Alerting rules are defined in the following syntax:

ALERT <alert name>
  IF <expression>
  [ FOR <duration> ]
  [ LABELS <label set> ]
  [ ANNOTATIONS <label set> ]

The alert name must be a valid metric name.

The optional FOR clause causes Prometheus to wait for a certain duration between first encountering a new expression output vector element (like an instance with a high HTTP error rate) and counting an alert as firing for this element. Elements that are active, but not firing yet, are in pending state.

The LABELS clause allows specifying a set of additional labels to be attached to the alert. Any existing conflicting labels will be overwritten. The label values can be templated.

The ANNOTATIONS clause specifies another set of labels that are not identifying for an alert instance. They are used to store longer additional information such as alert descriptions or runbook links. The annotation values can be templated.

Templating

Label and annotation values can be templated using console templates.

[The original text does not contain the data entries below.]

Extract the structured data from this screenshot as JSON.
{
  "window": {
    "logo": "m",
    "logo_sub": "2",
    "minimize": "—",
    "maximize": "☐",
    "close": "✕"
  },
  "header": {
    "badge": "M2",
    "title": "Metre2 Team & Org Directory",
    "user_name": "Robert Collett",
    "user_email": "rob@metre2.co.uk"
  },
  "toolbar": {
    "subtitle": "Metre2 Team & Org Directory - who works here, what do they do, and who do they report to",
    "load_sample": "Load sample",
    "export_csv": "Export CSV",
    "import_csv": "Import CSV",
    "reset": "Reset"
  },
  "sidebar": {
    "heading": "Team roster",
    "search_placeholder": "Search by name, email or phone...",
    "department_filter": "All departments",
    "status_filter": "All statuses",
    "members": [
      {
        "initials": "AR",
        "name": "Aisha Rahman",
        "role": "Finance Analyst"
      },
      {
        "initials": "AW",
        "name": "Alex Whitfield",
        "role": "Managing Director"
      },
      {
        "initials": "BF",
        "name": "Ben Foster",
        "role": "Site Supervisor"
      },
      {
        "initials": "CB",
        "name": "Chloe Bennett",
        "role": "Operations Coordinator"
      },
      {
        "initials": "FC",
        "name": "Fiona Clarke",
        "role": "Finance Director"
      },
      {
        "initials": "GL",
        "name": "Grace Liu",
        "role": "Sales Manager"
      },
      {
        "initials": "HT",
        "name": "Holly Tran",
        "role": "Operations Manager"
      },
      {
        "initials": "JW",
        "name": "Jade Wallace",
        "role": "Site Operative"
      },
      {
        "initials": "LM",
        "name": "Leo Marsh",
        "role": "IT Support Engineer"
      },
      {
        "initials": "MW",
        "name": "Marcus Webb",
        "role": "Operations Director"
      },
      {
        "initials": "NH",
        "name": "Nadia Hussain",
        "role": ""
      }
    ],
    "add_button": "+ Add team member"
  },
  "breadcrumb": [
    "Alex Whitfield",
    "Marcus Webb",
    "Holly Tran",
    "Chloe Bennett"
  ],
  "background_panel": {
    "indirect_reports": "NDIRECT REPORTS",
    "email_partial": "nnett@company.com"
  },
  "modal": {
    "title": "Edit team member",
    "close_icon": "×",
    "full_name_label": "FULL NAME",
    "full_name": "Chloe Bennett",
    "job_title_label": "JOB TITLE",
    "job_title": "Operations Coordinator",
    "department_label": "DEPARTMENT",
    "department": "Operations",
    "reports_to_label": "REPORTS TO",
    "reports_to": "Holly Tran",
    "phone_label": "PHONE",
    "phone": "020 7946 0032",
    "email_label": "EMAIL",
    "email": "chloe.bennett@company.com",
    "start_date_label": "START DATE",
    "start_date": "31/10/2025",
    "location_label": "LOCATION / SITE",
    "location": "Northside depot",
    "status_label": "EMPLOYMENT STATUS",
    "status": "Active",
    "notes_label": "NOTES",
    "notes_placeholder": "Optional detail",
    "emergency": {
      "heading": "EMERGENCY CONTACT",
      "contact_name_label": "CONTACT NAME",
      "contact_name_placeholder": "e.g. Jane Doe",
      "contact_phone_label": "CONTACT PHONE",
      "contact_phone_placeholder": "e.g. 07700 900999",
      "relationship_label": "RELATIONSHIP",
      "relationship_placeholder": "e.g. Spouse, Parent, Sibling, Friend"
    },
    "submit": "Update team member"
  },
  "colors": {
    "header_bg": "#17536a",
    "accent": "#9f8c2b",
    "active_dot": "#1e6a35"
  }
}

The $labels variable holds the label key/value pairs of an alert instance and $value holds the evaluated value of an alert instance.

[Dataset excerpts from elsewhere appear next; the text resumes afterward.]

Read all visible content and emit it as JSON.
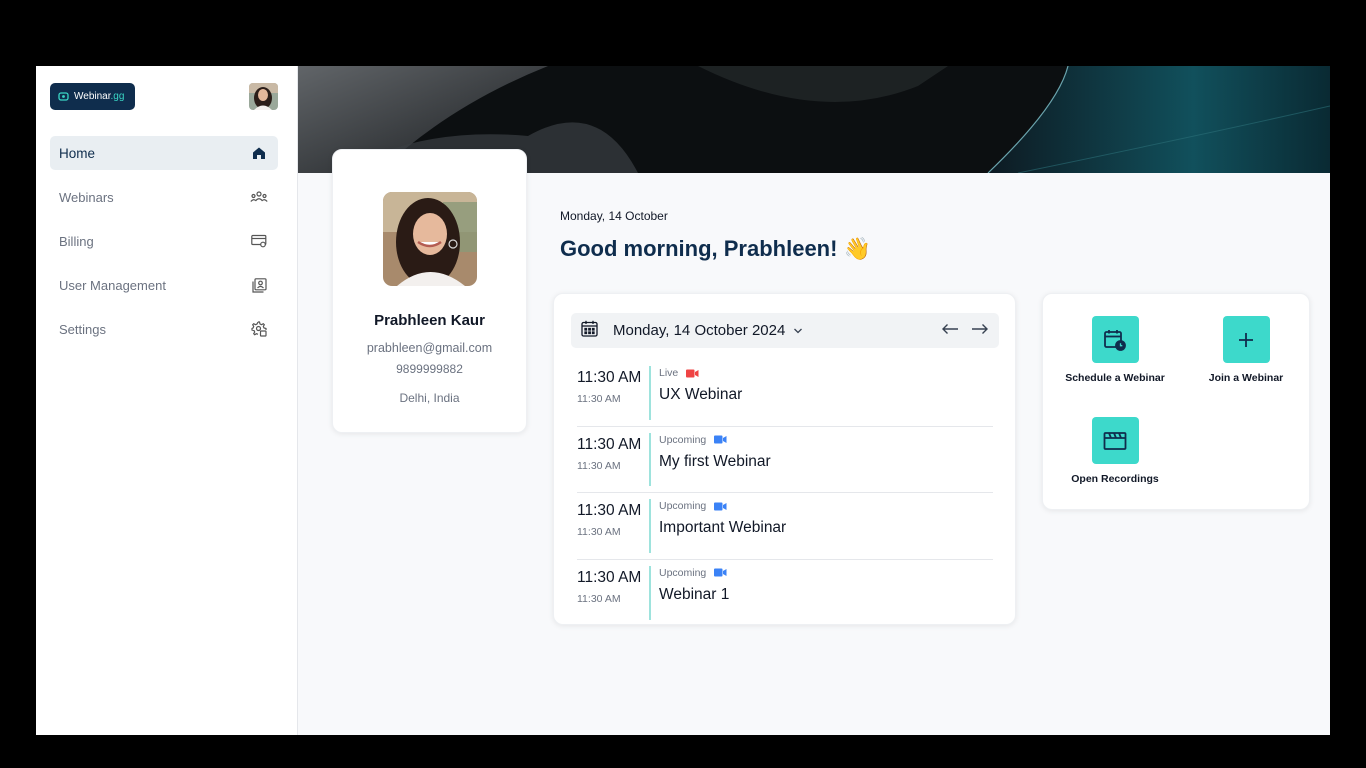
{
  "sidebar": {
    "logo": {
      "main": "Webinar",
      "accent": ".gg"
    },
    "items": [
      {
        "label": "Home",
        "icon": "home-icon",
        "active": true
      },
      {
        "label": "Webinars",
        "icon": "group-icon",
        "active": false
      },
      {
        "label": "Billing",
        "icon": "billing-card-icon",
        "active": false
      },
      {
        "label": "User Management",
        "icon": "user-profile-icon",
        "active": false
      },
      {
        "label": "Settings",
        "icon": "gear-icon",
        "active": false
      }
    ]
  },
  "profile": {
    "name": "Prabhleen Kaur",
    "email": "prabhleen@gmail.com",
    "phone": "9899999882",
    "location": "Delhi, India"
  },
  "header": {
    "date": "Monday, 14 October",
    "greeting": "Good morning, Prabhleen!",
    "greeting_emoji": "👋"
  },
  "schedule": {
    "selected_date": "Monday, 14 October 2024",
    "events": [
      {
        "time": "11:30 AM",
        "sub_time": "11:30 AM",
        "status": "Live",
        "title": "UX Webinar",
        "status_color": "#ef4444"
      },
      {
        "time": "11:30 AM",
        "sub_time": "11:30 AM",
        "status": "Upcoming",
        "title": "My first Webinar",
        "status_color": "#3b82f6"
      },
      {
        "time": "11:30 AM",
        "sub_time": "11:30 AM",
        "status": "Upcoming",
        "title": "Important Webinar",
        "status_color": "#3b82f6"
      },
      {
        "time": "11:30 AM",
        "sub_time": "11:30 AM",
        "status": "Upcoming",
        "title": "Webinar 1",
        "status_color": "#3b82f6"
      }
    ]
  },
  "actions": {
    "schedule_label": "Schedule a Webinar",
    "join_label": "Join a Webinar",
    "recordings_label": "Open Recordings"
  },
  "colors": {
    "brand_navy": "#0f2d4d",
    "accent_teal": "#3dd9cb",
    "live_red": "#ef4444",
    "upcoming_blue": "#3b82f6"
  }
}
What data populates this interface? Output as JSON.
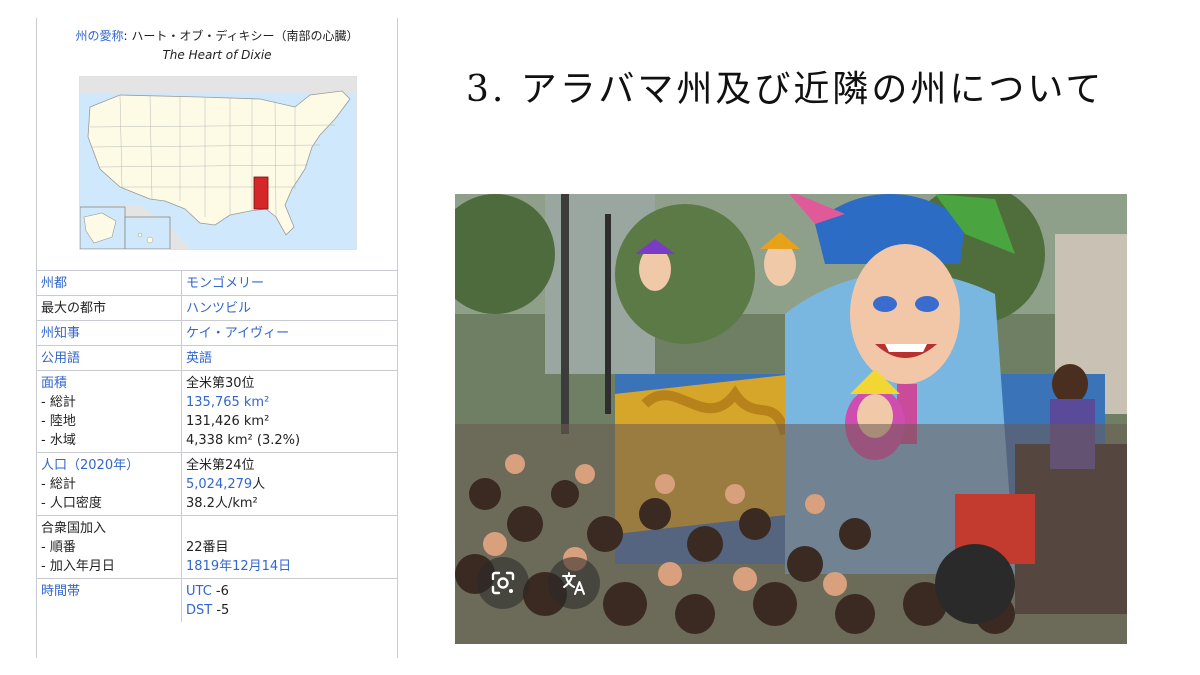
{
  "infobox": {
    "nickname_label": "州の愛称",
    "nickname_sep": ": ",
    "nickname_ja": "ハート・オブ・ディキシー（南部の心臓）",
    "nickname_en": "The Heart of Dixie",
    "rows": [
      {
        "label": "州都",
        "label_link": true,
        "value": "モンゴメリー",
        "value_link": true
      },
      {
        "label": "最大の都市",
        "label_link": false,
        "value": "ハンツビル",
        "value_link": true
      },
      {
        "label": "州知事",
        "label_link": true,
        "value": "ケイ・アイヴィー",
        "value_link": true
      },
      {
        "label": "公用語",
        "label_link": true,
        "value": "英語",
        "value_link": true
      }
    ],
    "area": {
      "label": "面積",
      "subs": [
        " - 総計",
        " - 陸地",
        " - 水域"
      ],
      "rank": "全米第30位",
      "total": "135,765 km²",
      "land": "131,426 km²",
      "water": "4,338 km² (3.2%)"
    },
    "population": {
      "label": "人口（",
      "year": "2020年",
      "label_end": "）",
      "subs": [
        " - 総計",
        " - 人口密度"
      ],
      "rank": "全米第24位",
      "total_num": "5,024,279",
      "total_unit": "人",
      "density": "38.2人/km²"
    },
    "admission": {
      "label": "合衆国加入",
      "subs": [
        " - 順番",
        " - 加入年月日"
      ],
      "order": "22番目",
      "date": "1819年12月14日"
    },
    "timezone": {
      "label": "時間帯",
      "utc_label": "UTC",
      "utc_val": " -6",
      "dst_label": "DST",
      "dst_val": " -5"
    }
  },
  "slide": {
    "heading": "3. アラバマ州及び近隣の州について"
  },
  "photo_overlay": {
    "lens_icon": "google-lens-icon",
    "translate_icon": "translate-icon"
  },
  "colors": {
    "link": "#3366cc",
    "alabama": "#d62728",
    "us_land": "#fdfbe6",
    "ocean": "#cfe8fb"
  }
}
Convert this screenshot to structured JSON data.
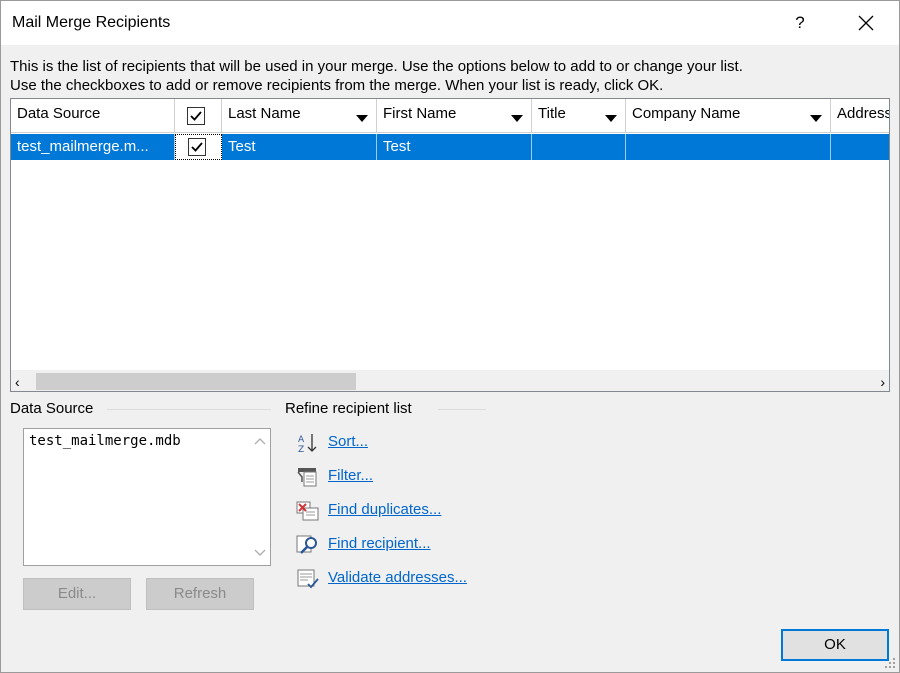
{
  "window": {
    "title": "Mail Merge Recipients",
    "help_label": "?",
    "close_icon": "close-icon"
  },
  "instructions": {
    "line1": "This is the list of recipients that will be used in your merge.  Use the options below to add to or change your list.",
    "line2": "Use the checkboxes to add or remove recipients from the merge.  When your list is ready, click OK."
  },
  "grid": {
    "columns": [
      {
        "label": "Data Source",
        "has_dropdown": false
      },
      {
        "label": "",
        "checkbox": true,
        "checked": true
      },
      {
        "label": "Last Name",
        "has_dropdown": true
      },
      {
        "label": "First Name",
        "has_dropdown": true
      },
      {
        "label": "Title",
        "has_dropdown": true
      },
      {
        "label": "Company Name",
        "has_dropdown": true
      },
      {
        "label": "Address",
        "has_dropdown": false
      }
    ],
    "rows": [
      {
        "data_source": "test_mailmerge.m...",
        "checked": true,
        "last_name": "Test",
        "first_name": "Test",
        "title": "",
        "company_name": "",
        "address": ""
      }
    ],
    "selection_color": "#0078d7"
  },
  "data_source": {
    "label": "Data Source",
    "items": [
      "test_mailmerge.mdb"
    ],
    "edit_label": "Edit...",
    "refresh_label": "Refresh"
  },
  "refine": {
    "label": "Refine recipient list",
    "items": [
      {
        "label": "Sort...",
        "icon": "sort-az-icon"
      },
      {
        "label": "Filter...",
        "icon": "filter-icon"
      },
      {
        "label": "Find duplicates...",
        "icon": "find-duplicates-icon"
      },
      {
        "label": "Find recipient...",
        "icon": "find-recipient-icon"
      },
      {
        "label": "Validate addresses...",
        "icon": "validate-addresses-icon"
      }
    ]
  },
  "footer": {
    "ok_label": "OK"
  },
  "colors": {
    "link": "#0066cc",
    "dialog_bg": "#f0f0f0",
    "ok_border": "#0078d7"
  }
}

# To insert a firing element's label values:
{{ $labels.<labelname> }}
# To insert the numeric expression value of the firing element:
{{ $value }}

Examples:

# Alert for any instance that is unreachable for >5 minutes.
ALERT InstanceDown
  IF up == 0
  FOR 5m
  LABELS { severity = "page" }
  ANNOTATIONS {
    summary = "Instance {{ $labels.instance }} down",
    description = "{{ $labels.instance }} of job {{ $labels.job }} has been down for more than 5 minutes.",
  }

# Alert for any instance that have a median request latency >1s.
ALERT APIHighRequestLatency
  IF api_http_request_latencies_second{quantile="0.5"} > 1
  FOR 1m
  ANNOTATIONS {
    summary = "High request latency on {{ $labels.instance }}",
    description = "{{ $labels.instance }} has a median request latency above 1s (current value: {{ $value }}s)",
  }

Inspecting alerts during runtime

To manually inspect which alerts are active (pending or firing), navigate to the "Alerts" tab of your Prometheus instance. This will show you the exact label sets for which each defined alert is currently active.

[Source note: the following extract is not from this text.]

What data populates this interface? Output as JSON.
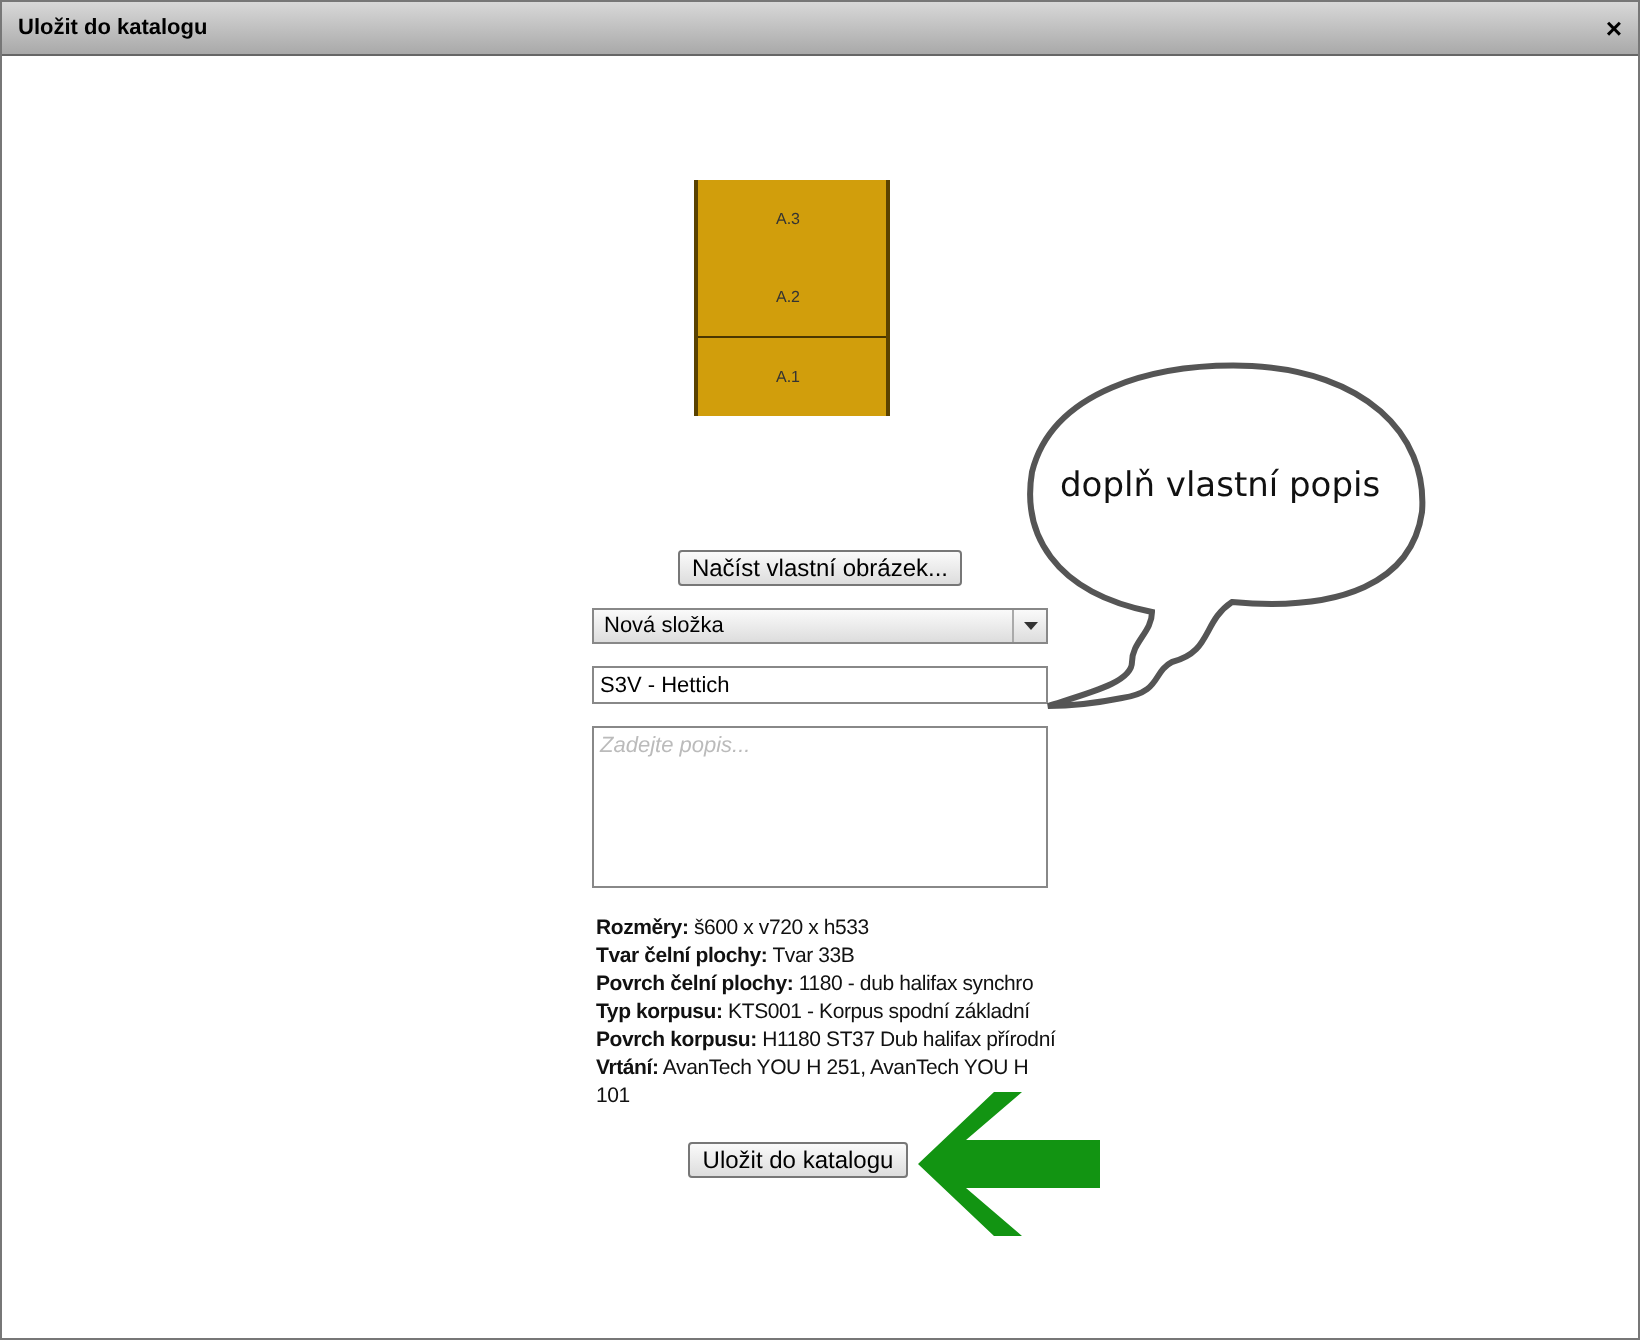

For pending and firing alerts, Prometheus also stores synthetic time series of the form ALERTS{alertname="<alert name>", alertstate="pending|firing", <additional alert labels>}. The sample value is set to 1 as long as the alert is in the indicated active (pending or firing) state, and a single 0 value gets written out when an alert transitions from active to inactive state. Once inactive, the time series does not get further updates.

Sending alert notifications

Prometheus's alerting rules are good at figuring what is broken right now, but they are not a fully-fledged notification solution. Another layer is needed to add summarization, notification rate limiting, silencing and alert dependencies on top of the simple alert definitions. In Prometheus's ecosystem, the Alertmanager takes on this role. Thus, Prometheus may be configured to periodically send information about alert states to an Alertmanager instance, which then takes care of dispatching the right notifications. The Alertmanager instance may be configured via the -alertmanager.url command line flag.